TTK, also known as MPS1 (the monopolar spindle 1)/ MPS1L1, is located on chromosome 6q13-q21 and encodes a dual-specific protein kinase that phosphorylates serine and threonine [1]. The spindle assembly checkpoint (SAC) plays a key role in mitosis. The SAC acts as a molecular monitoring mechanism, which delays mitosis until all chromosomes are properly attached to the spindle microtubules. As a key regulator of the SAC, TTK plays an important role in controlling cell cycle progression and maintaining genomic integrity [2]. TTK is vital for the recruitment of kinetochore components to unattached kinetochores and is essential for correcting improperly attached chromosomes. Interestingly, TTK is highly expressed in many types of malignant tumors [3]. However, TTK expression is low in most organs, except in the testis and placenta.
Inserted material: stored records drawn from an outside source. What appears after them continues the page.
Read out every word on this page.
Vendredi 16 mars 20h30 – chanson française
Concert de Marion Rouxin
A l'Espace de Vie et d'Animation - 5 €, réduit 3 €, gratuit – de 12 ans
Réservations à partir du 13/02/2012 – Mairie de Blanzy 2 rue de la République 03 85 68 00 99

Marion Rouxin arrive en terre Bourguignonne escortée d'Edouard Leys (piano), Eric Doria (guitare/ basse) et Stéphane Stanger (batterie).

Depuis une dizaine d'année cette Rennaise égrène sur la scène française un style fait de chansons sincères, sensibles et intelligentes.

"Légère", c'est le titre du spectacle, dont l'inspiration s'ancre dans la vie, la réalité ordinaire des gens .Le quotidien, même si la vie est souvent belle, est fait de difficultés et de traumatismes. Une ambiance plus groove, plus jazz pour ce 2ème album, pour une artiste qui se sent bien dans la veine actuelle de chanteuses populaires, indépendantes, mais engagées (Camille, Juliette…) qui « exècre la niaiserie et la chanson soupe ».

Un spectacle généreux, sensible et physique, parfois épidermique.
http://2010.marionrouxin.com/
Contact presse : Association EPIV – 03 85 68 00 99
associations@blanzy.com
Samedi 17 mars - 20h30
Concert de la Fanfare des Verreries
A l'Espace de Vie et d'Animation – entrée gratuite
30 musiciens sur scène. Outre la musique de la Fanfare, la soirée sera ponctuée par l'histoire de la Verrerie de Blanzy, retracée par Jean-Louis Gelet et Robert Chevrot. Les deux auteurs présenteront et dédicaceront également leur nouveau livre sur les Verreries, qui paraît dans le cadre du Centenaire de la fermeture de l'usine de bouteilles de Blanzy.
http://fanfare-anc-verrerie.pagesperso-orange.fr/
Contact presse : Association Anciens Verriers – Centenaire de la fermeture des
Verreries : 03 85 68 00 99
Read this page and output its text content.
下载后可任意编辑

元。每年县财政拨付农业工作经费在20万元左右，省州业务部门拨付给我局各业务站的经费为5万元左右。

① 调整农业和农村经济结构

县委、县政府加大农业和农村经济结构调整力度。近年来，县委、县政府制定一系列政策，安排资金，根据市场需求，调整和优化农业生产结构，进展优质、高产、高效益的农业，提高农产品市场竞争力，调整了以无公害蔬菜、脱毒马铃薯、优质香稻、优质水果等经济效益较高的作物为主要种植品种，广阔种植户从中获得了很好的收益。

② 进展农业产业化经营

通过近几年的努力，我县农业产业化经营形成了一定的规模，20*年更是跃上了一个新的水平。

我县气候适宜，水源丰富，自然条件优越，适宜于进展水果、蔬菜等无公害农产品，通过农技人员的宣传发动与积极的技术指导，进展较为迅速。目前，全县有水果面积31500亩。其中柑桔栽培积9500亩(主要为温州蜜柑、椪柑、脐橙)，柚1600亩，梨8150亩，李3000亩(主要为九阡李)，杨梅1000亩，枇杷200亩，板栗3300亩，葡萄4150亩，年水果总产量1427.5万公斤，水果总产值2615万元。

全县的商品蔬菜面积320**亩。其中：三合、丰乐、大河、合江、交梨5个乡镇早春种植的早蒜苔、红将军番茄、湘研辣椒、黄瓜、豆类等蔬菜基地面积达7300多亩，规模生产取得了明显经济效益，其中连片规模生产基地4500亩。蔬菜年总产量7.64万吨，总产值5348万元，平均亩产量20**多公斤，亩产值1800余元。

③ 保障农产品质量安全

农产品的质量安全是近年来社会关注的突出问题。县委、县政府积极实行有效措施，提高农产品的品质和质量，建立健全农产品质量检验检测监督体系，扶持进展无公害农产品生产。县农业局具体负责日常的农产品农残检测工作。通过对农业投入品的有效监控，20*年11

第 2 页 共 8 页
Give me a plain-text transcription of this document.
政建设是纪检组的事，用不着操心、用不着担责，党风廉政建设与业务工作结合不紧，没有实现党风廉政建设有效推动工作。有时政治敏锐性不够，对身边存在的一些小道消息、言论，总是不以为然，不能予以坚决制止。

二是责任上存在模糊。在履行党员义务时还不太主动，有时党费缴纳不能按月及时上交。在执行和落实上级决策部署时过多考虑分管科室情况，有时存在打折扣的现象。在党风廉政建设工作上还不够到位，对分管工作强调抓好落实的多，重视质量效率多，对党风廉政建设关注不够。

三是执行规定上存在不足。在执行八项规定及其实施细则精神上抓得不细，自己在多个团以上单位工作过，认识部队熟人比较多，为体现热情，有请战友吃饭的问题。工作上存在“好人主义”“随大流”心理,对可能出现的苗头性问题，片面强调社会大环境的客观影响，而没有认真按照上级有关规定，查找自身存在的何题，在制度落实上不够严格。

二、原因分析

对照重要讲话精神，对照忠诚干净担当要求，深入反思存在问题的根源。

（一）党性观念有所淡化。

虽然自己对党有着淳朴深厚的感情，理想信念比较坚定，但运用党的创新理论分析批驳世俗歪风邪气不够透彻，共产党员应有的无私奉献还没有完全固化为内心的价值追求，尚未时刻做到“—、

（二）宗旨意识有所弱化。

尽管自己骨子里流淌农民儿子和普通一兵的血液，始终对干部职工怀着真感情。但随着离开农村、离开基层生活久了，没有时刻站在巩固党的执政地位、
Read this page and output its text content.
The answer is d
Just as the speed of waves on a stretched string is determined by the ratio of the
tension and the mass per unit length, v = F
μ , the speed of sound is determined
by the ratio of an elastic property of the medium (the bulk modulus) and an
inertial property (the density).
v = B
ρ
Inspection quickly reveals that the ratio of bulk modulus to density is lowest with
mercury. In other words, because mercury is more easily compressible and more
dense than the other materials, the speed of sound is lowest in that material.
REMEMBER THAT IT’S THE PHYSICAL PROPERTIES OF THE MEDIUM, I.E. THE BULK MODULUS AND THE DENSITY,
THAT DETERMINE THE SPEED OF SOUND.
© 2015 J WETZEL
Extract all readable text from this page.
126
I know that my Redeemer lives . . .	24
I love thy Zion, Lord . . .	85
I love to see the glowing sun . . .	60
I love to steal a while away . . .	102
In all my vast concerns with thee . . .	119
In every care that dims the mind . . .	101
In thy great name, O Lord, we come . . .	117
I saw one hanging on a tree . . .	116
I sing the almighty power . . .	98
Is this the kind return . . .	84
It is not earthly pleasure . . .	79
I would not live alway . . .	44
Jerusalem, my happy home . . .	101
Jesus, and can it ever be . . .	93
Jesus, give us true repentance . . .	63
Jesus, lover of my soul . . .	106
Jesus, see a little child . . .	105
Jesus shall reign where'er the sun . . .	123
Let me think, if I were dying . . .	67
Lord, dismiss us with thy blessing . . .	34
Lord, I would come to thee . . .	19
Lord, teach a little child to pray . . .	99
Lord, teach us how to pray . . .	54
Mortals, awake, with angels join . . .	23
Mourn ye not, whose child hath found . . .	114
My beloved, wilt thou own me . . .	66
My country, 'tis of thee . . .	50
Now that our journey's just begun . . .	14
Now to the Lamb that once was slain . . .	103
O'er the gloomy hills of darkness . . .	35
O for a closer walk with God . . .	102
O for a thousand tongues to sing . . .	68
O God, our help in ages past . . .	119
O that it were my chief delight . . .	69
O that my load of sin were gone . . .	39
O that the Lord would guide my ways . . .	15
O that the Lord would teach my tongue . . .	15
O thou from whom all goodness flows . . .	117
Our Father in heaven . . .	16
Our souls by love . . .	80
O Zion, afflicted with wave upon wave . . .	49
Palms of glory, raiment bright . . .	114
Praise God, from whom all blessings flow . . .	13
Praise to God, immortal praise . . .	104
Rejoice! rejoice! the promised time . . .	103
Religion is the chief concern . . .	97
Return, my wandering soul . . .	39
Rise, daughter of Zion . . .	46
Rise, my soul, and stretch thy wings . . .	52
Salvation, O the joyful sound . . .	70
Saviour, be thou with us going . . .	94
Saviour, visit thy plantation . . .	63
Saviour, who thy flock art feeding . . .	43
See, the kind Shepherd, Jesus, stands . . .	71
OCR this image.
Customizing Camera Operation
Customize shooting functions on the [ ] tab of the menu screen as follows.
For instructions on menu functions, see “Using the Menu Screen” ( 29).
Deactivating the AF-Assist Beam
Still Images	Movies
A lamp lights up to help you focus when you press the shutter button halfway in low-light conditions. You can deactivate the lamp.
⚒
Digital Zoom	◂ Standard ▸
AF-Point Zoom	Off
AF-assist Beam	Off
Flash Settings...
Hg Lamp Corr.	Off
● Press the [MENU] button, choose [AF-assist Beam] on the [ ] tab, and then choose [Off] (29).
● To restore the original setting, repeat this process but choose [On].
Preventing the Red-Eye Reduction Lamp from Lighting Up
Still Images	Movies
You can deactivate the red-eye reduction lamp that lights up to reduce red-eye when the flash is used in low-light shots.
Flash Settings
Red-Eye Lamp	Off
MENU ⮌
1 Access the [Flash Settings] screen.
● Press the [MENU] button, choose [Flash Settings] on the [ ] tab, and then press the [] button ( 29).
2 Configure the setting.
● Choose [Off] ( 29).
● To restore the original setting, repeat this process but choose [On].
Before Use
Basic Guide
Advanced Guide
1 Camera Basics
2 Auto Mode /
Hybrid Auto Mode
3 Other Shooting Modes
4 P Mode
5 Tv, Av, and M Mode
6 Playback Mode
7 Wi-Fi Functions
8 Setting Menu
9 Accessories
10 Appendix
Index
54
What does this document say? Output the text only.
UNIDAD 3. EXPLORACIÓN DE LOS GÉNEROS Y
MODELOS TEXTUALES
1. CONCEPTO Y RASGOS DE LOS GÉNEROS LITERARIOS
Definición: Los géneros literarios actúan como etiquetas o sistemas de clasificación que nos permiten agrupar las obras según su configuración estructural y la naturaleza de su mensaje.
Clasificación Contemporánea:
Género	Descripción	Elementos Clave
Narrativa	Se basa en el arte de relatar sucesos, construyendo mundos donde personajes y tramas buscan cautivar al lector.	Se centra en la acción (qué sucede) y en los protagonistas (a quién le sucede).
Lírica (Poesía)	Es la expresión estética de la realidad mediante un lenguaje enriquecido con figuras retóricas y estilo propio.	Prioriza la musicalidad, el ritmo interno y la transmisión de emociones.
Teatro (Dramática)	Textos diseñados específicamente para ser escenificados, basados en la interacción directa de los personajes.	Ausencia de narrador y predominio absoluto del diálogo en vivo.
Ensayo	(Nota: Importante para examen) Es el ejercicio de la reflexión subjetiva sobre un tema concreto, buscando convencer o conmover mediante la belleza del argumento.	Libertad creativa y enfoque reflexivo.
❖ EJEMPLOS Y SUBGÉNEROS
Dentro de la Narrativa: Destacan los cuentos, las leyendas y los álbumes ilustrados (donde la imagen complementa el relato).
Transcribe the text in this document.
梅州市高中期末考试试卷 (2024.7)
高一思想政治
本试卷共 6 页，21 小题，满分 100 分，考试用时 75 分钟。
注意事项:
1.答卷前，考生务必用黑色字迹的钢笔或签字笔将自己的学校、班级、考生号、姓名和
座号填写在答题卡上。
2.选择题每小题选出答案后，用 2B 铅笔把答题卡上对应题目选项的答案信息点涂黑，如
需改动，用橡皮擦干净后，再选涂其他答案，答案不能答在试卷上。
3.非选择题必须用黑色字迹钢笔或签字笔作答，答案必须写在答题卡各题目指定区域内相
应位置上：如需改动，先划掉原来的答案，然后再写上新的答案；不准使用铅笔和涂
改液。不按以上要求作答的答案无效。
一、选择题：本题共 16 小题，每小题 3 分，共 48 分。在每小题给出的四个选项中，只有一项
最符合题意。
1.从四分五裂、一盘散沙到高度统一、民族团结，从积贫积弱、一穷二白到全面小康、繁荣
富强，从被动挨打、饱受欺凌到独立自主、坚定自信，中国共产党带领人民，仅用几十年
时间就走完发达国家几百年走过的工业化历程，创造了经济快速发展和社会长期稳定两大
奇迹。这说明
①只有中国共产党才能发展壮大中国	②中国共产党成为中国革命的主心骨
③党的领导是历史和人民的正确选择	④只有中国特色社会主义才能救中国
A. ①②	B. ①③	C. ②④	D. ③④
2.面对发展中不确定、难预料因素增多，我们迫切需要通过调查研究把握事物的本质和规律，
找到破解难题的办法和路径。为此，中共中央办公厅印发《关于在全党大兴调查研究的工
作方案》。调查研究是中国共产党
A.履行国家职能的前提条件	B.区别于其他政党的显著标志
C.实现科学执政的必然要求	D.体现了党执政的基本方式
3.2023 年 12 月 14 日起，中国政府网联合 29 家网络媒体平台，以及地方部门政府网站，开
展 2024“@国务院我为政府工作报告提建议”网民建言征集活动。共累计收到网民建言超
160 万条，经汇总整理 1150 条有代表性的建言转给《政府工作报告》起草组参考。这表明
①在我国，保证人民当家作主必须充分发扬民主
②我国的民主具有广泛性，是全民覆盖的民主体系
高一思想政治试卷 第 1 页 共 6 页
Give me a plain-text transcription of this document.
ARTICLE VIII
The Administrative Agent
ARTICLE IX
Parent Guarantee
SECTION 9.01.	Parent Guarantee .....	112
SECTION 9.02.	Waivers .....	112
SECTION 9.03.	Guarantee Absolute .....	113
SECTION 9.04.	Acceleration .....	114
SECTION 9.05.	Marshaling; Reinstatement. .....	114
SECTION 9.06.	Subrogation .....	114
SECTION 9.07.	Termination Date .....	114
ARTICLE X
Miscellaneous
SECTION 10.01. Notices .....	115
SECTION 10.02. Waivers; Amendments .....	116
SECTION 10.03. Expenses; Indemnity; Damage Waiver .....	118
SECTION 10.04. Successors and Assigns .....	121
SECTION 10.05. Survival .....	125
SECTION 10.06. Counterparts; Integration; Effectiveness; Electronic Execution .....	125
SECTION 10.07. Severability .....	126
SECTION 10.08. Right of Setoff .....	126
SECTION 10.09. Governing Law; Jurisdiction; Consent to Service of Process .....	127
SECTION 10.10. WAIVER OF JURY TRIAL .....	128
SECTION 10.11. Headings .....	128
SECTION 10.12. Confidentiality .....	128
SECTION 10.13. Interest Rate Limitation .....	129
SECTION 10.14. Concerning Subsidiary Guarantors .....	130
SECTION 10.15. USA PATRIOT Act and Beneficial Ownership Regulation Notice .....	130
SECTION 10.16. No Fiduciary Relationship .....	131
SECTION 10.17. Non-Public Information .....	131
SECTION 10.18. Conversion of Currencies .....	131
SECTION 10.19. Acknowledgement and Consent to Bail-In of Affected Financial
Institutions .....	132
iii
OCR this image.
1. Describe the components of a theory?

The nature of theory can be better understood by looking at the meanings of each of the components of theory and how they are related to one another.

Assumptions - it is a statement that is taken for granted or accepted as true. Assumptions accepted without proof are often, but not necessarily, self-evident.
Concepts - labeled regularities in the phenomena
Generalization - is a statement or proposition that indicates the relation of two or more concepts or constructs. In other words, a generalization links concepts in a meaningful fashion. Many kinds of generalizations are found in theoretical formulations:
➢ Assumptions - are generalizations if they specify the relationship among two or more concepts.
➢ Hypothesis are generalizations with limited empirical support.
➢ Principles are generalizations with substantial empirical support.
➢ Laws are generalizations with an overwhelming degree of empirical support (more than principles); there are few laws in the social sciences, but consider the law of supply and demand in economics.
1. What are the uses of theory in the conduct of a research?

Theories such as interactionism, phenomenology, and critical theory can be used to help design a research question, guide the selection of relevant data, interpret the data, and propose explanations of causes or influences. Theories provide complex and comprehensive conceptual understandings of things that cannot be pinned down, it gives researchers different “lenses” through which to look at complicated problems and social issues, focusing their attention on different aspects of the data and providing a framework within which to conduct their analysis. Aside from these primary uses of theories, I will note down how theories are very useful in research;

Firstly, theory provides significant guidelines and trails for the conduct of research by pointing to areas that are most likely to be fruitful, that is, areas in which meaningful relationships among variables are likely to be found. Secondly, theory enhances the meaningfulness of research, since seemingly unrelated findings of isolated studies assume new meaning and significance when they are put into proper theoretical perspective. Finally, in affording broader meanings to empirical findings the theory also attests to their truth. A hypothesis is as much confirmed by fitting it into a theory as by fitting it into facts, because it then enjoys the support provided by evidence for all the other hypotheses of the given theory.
Once TTK is inhibited, cancer cells exit mitosis prematurely, with more chromosome segregation errors and aneuploids. After several rounds of cell division, the accumulation of chromosome segregation errors may lead to cancer cell death [4]. Therefore, TTK has gradually become a research hotspot for anticancer drugs, and TTK inhibitors are increasingly being investigated in clinical trials.